For a former political science major like myself this article is manna. Kurt Andersen breaks down and analyzes the demographic trends in the Democratic primaries. He reveals the myths, the inconsistencies and the variables that have occurred thus far. I loved this part, discussing our habit of voting in demographic blocks:

Thus does poli sci begin to resemble a harder science—quantum physics: Each of us voters is like a subatomic particle, our individual behavior at any moment “indeterminate,” never absolutely predictable, but as a practical matter, in the aggregate over millions of repetitions—electrons spinning, voters voting—we behave in a supremely predictable fashion. Matter does not spontaneously dissolve because the atoms all happen to move apart at a given moment, and 65 percent of southern college graduates (give or take 4 percent) will vote for Obama. It seems we possess only free-ish will. “Yes we can”? Yeah, maybe, but only if it has been decreed in advance, by the demographic gods.

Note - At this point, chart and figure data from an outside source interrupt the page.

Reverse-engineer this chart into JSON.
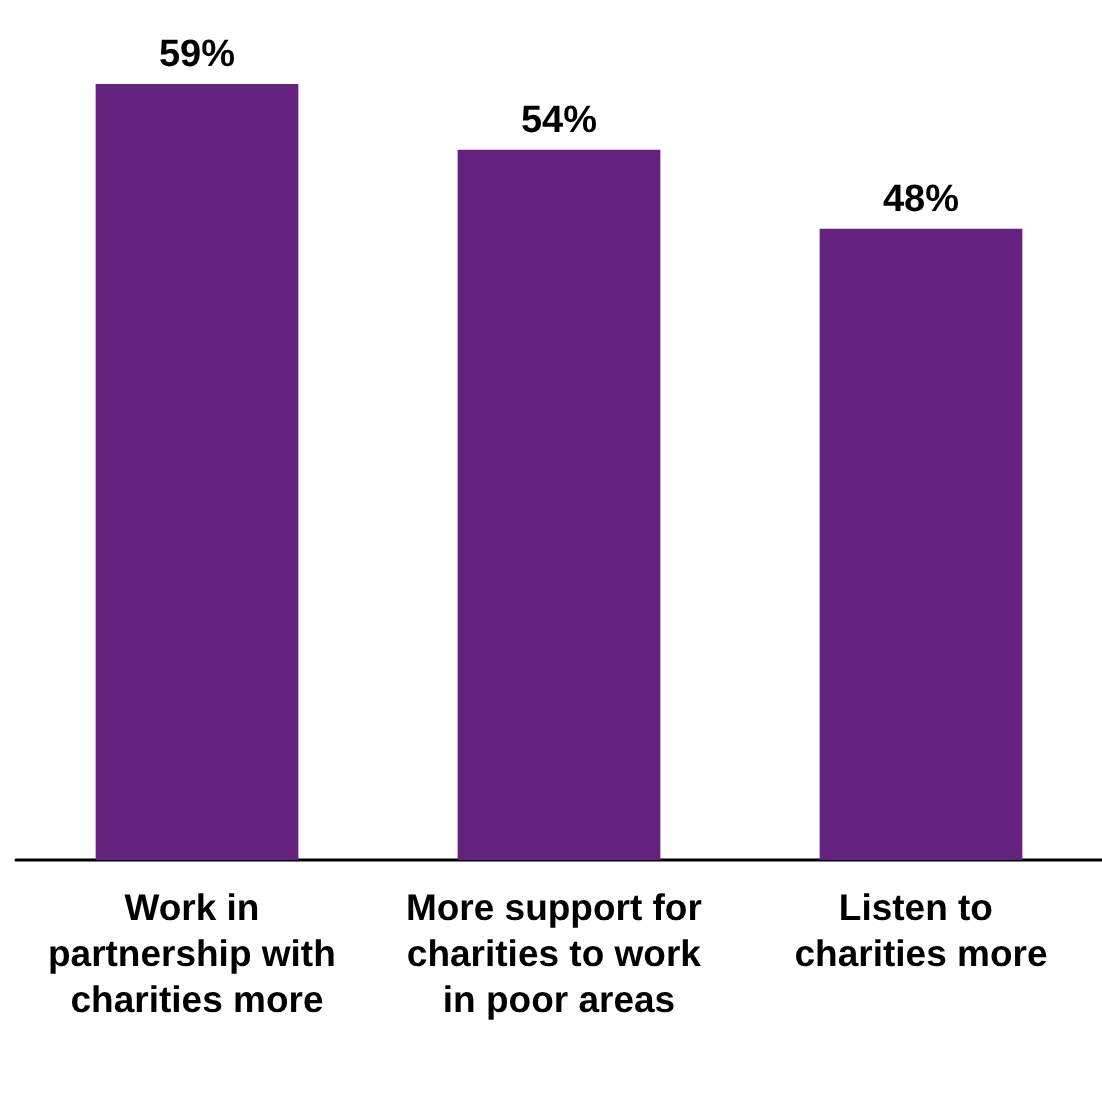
{
  "chart_data": {
    "type": "bar",
    "categories": [
      "Work in partnership with charities more",
      "More support for charities to work in poor areas",
      "Listen to charities more"
    ],
    "values": [
      59,
      54,
      48
    ],
    "value_labels": [
      "59%",
      "54%",
      "48%"
    ],
    "color": "#65237f"
  }
}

We’re biased and, even if we know it, we’re not free to escape it. While Andersen does go on to show how the conventional wisdom about Clinton’s and Obama’s supporters is mostly wrong, I am fascinated by his assertion that the measurables of who we are (gender, age, education level, region) are more consistent and dependable predictors of voting patterns than the immeasurables (personality, political attitudes, life experience, etc).

Do our demographics drive our personalities and attitudes or are we just innately followers, most comfortable when voting in line with our immediate cohorts? This is the kind of thing us political science junkies can spend hours if not days discussing.